La chaîne publique Arc, développée par Circle, est enfin lancée, suscitant un vif engouement. À la veille du lancement, des dizaines de plateformes de lancement étaient prêtes à décoller ; après le lancement, des tokens memes comme LONG et TOLLY ont rapidement animé les marchés. Environ deux heures après l’activation du réseau principal d’Arc, l’USDC total sur chaîne atteignait 372 millions de dollars, soit environ 0,5 % de l’offre totale d’USDC.
Le compte officiel d’Arc a publié un avant-goût sur X, annonçant le lancement prochain d’un « système économique » plus puissant. Par ailleurs, Arc organisera un stream en direct pour le lancement du réseau principal à New York.

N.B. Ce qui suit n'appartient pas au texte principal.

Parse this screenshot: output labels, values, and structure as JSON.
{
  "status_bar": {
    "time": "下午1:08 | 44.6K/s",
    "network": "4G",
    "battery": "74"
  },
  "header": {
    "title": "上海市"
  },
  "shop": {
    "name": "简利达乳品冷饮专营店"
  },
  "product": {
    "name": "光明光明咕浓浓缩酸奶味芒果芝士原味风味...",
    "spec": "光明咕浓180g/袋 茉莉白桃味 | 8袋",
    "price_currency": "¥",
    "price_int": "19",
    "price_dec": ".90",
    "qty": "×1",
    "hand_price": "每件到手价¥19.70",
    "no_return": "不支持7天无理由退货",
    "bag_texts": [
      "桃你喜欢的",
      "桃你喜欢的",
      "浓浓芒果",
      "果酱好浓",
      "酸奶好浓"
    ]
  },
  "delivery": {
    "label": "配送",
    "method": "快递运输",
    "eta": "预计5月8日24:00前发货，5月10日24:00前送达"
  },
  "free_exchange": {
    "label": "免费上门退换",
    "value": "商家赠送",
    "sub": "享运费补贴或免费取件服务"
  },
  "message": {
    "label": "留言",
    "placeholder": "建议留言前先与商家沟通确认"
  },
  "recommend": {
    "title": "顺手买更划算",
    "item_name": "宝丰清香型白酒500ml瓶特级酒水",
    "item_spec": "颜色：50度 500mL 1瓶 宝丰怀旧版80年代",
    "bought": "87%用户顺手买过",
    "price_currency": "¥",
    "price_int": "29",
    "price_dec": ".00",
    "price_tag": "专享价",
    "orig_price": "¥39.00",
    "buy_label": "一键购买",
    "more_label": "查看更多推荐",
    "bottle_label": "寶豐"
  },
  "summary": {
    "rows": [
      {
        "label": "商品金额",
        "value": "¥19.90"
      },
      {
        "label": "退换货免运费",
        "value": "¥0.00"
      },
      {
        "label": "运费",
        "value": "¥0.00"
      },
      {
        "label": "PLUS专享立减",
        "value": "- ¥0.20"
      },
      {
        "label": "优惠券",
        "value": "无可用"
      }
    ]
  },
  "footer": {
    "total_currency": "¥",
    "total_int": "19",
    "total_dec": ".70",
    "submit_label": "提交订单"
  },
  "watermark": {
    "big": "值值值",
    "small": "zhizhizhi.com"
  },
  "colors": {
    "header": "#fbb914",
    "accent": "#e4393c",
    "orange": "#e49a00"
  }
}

S’inspirant du modèle de hype autour des memes observé durant les deux premiers mois de Robinhood Chain, Arc devrait également bien performer. Mais avec tous les acteurs et fonds déjà en place, l’effet richesse pourra-t-il réellement se maintenir à long terme, compte tenu du ADN réglementaire de Circle ?
Le secteur crypto n’a pas connu une telle fièvre depuis longtemps.
Alors que l’attention des marchés se concentre sur l’essor de l’IA et les tendances boursières traditionnelles, le secteur crypto n’a jamais été aussi dynamique — ni aussi porté par la FOMO — depuis longtemps.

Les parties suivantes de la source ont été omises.